Kurt se renfrogna. Elle avait raison. C'était son idée de séduire Blaine pour avoir des infos. Rachel lui avait même dit qu'il allait trop loin. Mais il était déterminé à battre la Dalton Academy alors il l'avait joué un peu salement.
« Alors qu'as-tu trouvé ? » demanda Mercedes.
« Selon Blaine, » annonça Kurt prudemment. Les filles allaient soit croire que son âme sœur avait dit la vérité ou alors elles allaient penser que Blaine l'avait piégé. « Le fait que je soit un contre ténor nous donne l'avantage. Dalton n'a pas eu de contre ténor depuis si longtemps. Il pense que nous avons une bonne chance de gagner si je chante le solo. »
La pièce resta silencieuse un instant, les filles se jetaient des regards pleins de questions. « Tu es sur qu'il ne disait pas ça comme ça ? » demanda Santana, ce que toutes se demandaient mais elle savait que Blaine ne mentirait pas à Kurt.
« J'en suis sur, » les rassura Kurt. Ils regardèrent tous Rachel, comme s'ils attendaient qu'elle explose. « Rach ? »
Cependant Rachel n'explosa pas. Au lieu de cela elle se souvint de sa résolution pour la nouvelle année, de laisser les autres briller, de les laisser avoir l'opportunité d'être des stars même si ce n'était pas leur destinée. Mais plus important, elle essayerait de son mieux d'être une meilleure amie pour Kurt. Pour tout le glee club, Kurt était celui auquel Rachel s'identifiait le plus, c'était celui avec qui elle voulait désespéramment être amie. Elle savait que la Trinité Diabolique le suivrait de près et les autres filles aussi éventuellement. C'était sa chance de leur montrer qu'elle pensait à l'équipe, et peut-être que finalement elle se ferait de véritables amies.
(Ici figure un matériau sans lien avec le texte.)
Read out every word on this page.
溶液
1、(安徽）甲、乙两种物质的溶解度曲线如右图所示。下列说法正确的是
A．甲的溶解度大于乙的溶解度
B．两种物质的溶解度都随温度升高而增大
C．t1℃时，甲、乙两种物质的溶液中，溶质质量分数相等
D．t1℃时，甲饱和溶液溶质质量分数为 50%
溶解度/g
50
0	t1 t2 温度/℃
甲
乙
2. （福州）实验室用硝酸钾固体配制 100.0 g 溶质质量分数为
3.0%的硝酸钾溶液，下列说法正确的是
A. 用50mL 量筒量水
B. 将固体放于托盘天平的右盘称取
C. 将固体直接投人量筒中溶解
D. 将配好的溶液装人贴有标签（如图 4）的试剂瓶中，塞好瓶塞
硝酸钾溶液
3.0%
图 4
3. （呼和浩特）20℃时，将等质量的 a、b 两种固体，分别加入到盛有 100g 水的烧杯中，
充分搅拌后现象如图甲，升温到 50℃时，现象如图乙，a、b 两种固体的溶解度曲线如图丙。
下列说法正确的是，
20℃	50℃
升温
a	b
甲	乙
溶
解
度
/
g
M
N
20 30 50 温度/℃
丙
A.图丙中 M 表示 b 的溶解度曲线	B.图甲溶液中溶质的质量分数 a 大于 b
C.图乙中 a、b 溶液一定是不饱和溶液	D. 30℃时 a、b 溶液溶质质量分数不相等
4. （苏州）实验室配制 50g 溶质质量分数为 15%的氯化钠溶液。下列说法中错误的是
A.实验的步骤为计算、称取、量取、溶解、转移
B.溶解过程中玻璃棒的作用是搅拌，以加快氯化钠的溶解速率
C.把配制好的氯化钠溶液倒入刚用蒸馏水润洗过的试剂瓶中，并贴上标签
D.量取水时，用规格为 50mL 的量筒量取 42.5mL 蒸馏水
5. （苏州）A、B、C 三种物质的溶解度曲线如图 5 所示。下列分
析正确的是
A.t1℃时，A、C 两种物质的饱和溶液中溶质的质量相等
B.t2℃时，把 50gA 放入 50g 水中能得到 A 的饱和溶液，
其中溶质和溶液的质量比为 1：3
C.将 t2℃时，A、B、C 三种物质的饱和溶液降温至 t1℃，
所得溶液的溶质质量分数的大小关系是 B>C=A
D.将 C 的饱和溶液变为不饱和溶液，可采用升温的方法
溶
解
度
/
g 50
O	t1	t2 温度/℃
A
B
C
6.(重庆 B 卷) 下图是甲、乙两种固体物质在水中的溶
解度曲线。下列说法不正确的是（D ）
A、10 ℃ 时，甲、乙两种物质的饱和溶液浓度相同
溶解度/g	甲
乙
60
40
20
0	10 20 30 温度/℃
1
« Je pense que c'est une très bonne idée, » dit finalement Rachel, tous les yeux tournés vers elle s'écarquillèrent choqués de surprise. « Tu es notre arme secrète Kurt. Les Warblers ne vont pas comprendre ce qui leur arrive, » elle se tourna vers Santana. « Notre deuxième chansons pourrait être un numéro filles et peut-être le dernier serait un duo entre Finn et moi et vous tous en chœur ? »
Santana croisa les bras, réellement impressionnée par le plan de Rachel. « Ce n'est vraiment pas une mauvaise idée Berry, » Rachel sourit toute fière. « Un seul problème cependant. M. Schue ne va pas accepter l'idée du solo de Kurt. »
« Et bien il va bien falloir, » Rachel haussa les épaules nonchalante. « J'adore M. Schue, c'est un formidable mentor, » les filles et Kurt levèrent leurs yeux au ciel. M. Schue était un mentor horrible et ils le savaient tous, « mais il peut être un peu étroit d'esprit. Je suis persuadée qu'une fois qu'on lui expliquera pour Kurt est notre choix parfait, il sera totalement d'accord. » Ils se regardèrent tous pas du tout convaincus mais Rachel sourit simplement. Elle était certaine que M. Schue allait comprendre.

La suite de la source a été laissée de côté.